La S.C. rammenta che qualora si proceda per un delitto contro la pubblica amministrazione, la misura della sospensione dall’esercizio di un pubblico servizio può essere disposta a carico del pubblico ufficiale o dell’incaricato di un pubblico servizio, anche al di fuori dei limiti di pena previsti dall’art. 287, comma 1, c.p.p.. e che, data la contestuale valutazione della gravità indiziaria inerente al delitto di cui all’art.328 c.p., ininfluente ai fini del vaglio di legittimità si presenta ogni argomentazione, peraltro tendente a ottenere una inammissibile rivalutazione del compendio indiziario, inerente al nesso di causa, atteso che il provvedimento cautelare è sostenuto dalla contestazione di un reato di mera condotta.
Anche la censura inerente le esigenze cautelari è finalizzata a proporre una diversa valutazione degli elementi posti a sostegno del provvedimento impugnato ed è inammissibile.
Il Tribunale ha analiticamente svolto la valutazione circa l’attualità del pericolo, anche con riguardo alla fattispecie di cui all’art. 328 c.p., descrivendo la condotta dell’indagata come sprezzante, oppositiva, incurante della necessità di bilanciare la vita di un paziente che versava in condizioni gravissime con il rischio di contagio a fronte di un tampone lievemente positivo e di un secondo tampone risultato negativo in paziente vaccinato.
I consapevoli e ingiustificati rifiuti e ritardi sono stati ritenuti comportamenti indicativi del disinteresse della dottoressa del 118 verso i rischi per la salute del paziente a fronte di un minore e pressoché inesistente pericolo di contagio, accompagnati da una condotta successiva ai fatti che i Giudici del merito cautelare hanno insindacabilmente considerato indicativa della mancata presa di coscienza della gravità della condotta.
L’attualità e concretezza del pericolo sono state collegate alla promozione dell’indagata al ruolo di dirigente medico nel medesimo presidio nelle more intervenuta, coerentemente con la necessità di attribuire rilievo alla permanenza nell’ufficio o nella funzione che hanno reso possibile la commissione dei delitti per i quali si procede.
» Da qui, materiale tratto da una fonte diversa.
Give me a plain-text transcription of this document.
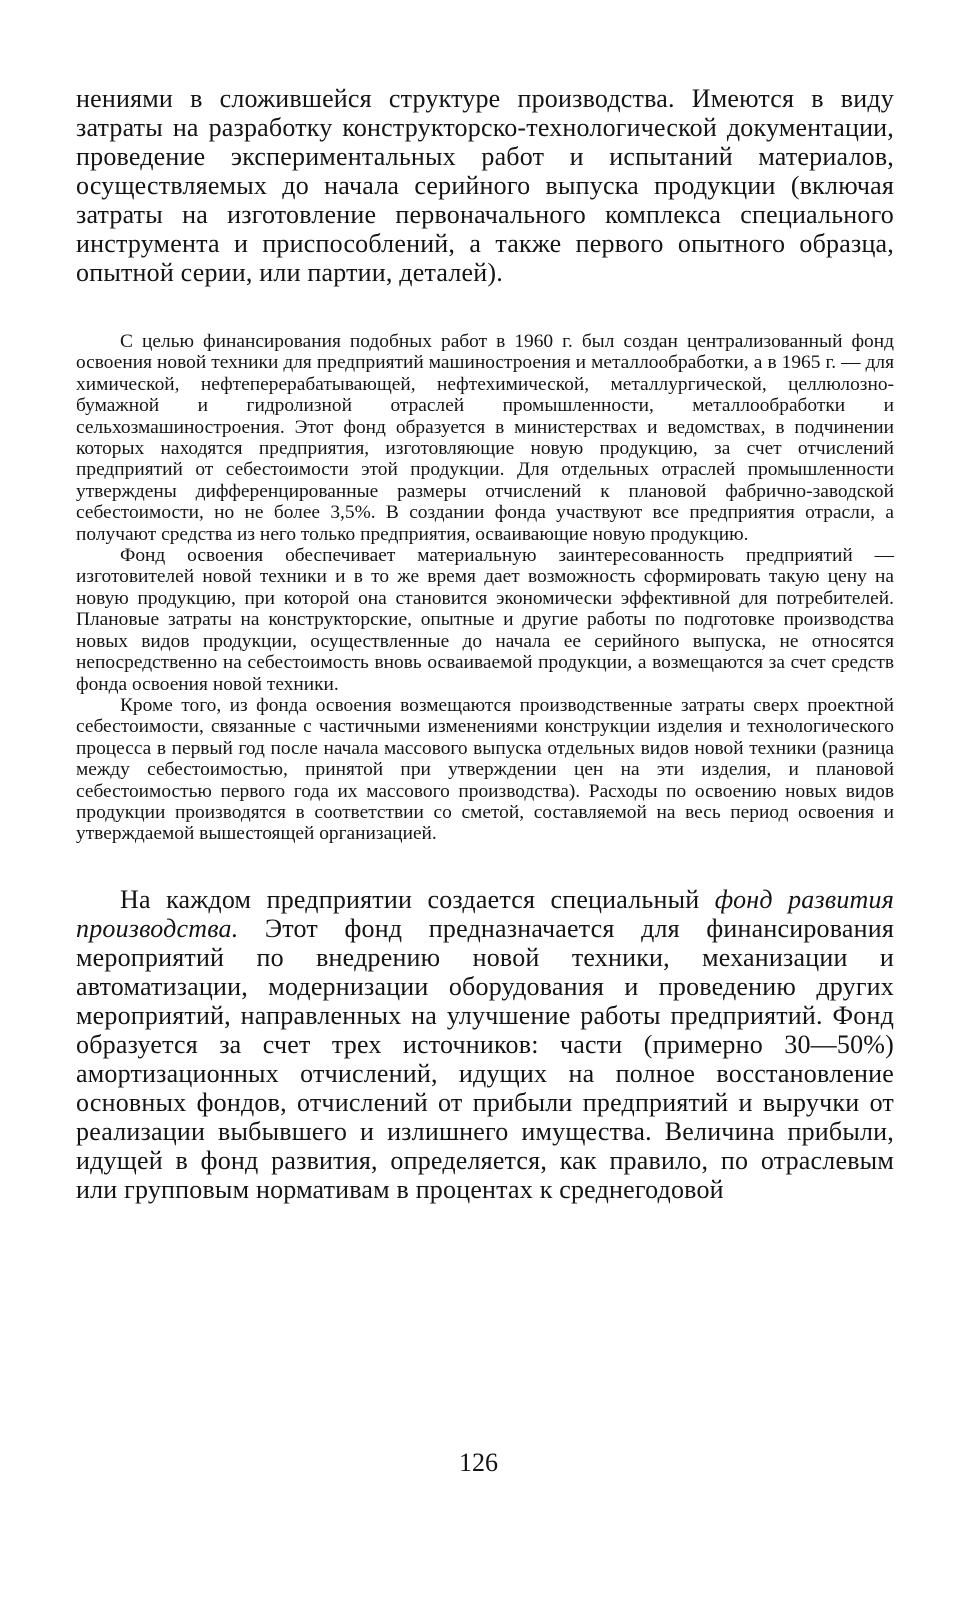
нениями в сложившейся структуре производства. Имеются в виду затраты на разработку конструкторско-технологической документации, проведение экспериментальных работ и испытаний материалов, осуществляемых до начала серийного выпуска продукции (включая затраты на изготовление первоначального комплекса специального инструмента и приспособлений, а также первого опытного образца, опытной серии, или партии, деталей).

С целью финансирования подобных работ в 1960 г. был создан централизованный фонд освоения новой техники для предприятий машиностроения и металлообработки, а в 1965 г. — для химической, нефтеперерабатывающей, нефтехимической, металлургической, целлюлозно-бумажной и гидролизной отраслей промышленности, металлообработки и сельхозмашиностроения. Этот фонд образуется в министерствах и ведомствах, в подчинении которых находятся предприятия, изготовляющие новую продукцию, за счет отчислений предприятий от себестоимости этой продукции. Для отдельных отраслей промышленности утверждены дифференцированные размеры отчислений к плановой фабрично-заводской себестоимости, но не более 3,5%. В создании фонда участвуют все предприятия отрасли, а получают средства из него только предприятия, осваивающие новую продукцию.

Фонд освоения обеспечивает материальную заинтересованность предприятий — изготовителей новой техники и в то же время дает возможность сформировать такую цену на новую продукцию, при которой она становится экономически эффективной для потребителей. Плановые затраты на конструкторские, опытные и другие работы по подготовке производства новых видов продукции, осуществленные до начала ее серийного выпуска, не относятся непосредственно на себестоимость вновь осваиваемой продукции, а возмещаются за счет средств фонда освоения новой техники.

Кроме того, из фонда освоения возмещаются производственные затраты сверх проектной себестоимости, связанные с частичными изменениями конструкции изделия и технологического процесса в первый год после начала массового выпуска отдельных видов новой техники (разница между себестоимостью, принятой при утверждении цен на эти изделия, и плановой себестоимостью первого года их массового производства). Расходы по освоению новых видов продукции производятся в соответствии со сметой, составляемой на весь период освоения и утверждаемой вышестоящей организацией.

На каждом предприятии создается специальный фонд развития производства. Этот фонд предназначается для финансирования мероприятий по внедрению новой техники, механизации и автоматизации, модернизации оборудования и проведению других мероприятий, направленных на улучшение работы предприятий. Фонд образуется за счет трех источников: части (примерно 30—50%) амортизационных отчислений, идущих на полное восстановление основных фондов, отчислений от прибыли предприятий и выручки от реализации выбывшего и излишнего имущества. Величина прибыли, идущей в фонд развития, определяется, как правило, по отраслевым или групповым нормативам в процентах к среднегодовой

126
Per altro verso, la cessata situazione emergenziale connessa alla pandemia posta in rilievo nel ricorso non avrebbe potuto condurre a diverso esito, posto che la locuzione “delitti della stessa specie di quello per cui si procede” contenuta nell’art.274 lett. c) cod. proc. pen. si riferisce a reati lesivi della stessa categoria di interessi e valori, e non già di delitti che violino la stessa disposizione di legge o che presentino connotazioni di similarità assoluta rispetto al reato per cui si procede.
Con riguardo alla durata della misura cautelare (12 mesi di interdizione), la regola iuris evidenzia, tuttavia, una contraddizione nel provvedimento impugnato, che nel dispositivo ha confermato la misura interdittiva disposta dal GIP nella misura massima (12 mesi), mentre nella motivazione ha espresso un giudizio di proporzionalità e adeguatezza “per una durata temporale più ridotta”.
La Suprema Corte non può provvedere a correggere tale contraddizione, trattandosi di valutazione discrezionale rimessa al Giudice del merito cautelare, per cui l’ordinanza impugnata viene annullata limitatamente alla durata della misura, con rinvio per nuovo giudizio al Tribunale di Reggio Calabria in diversa composizione (Cassazione Penale, sez. IV, dep. 04/03/2024, n.9188).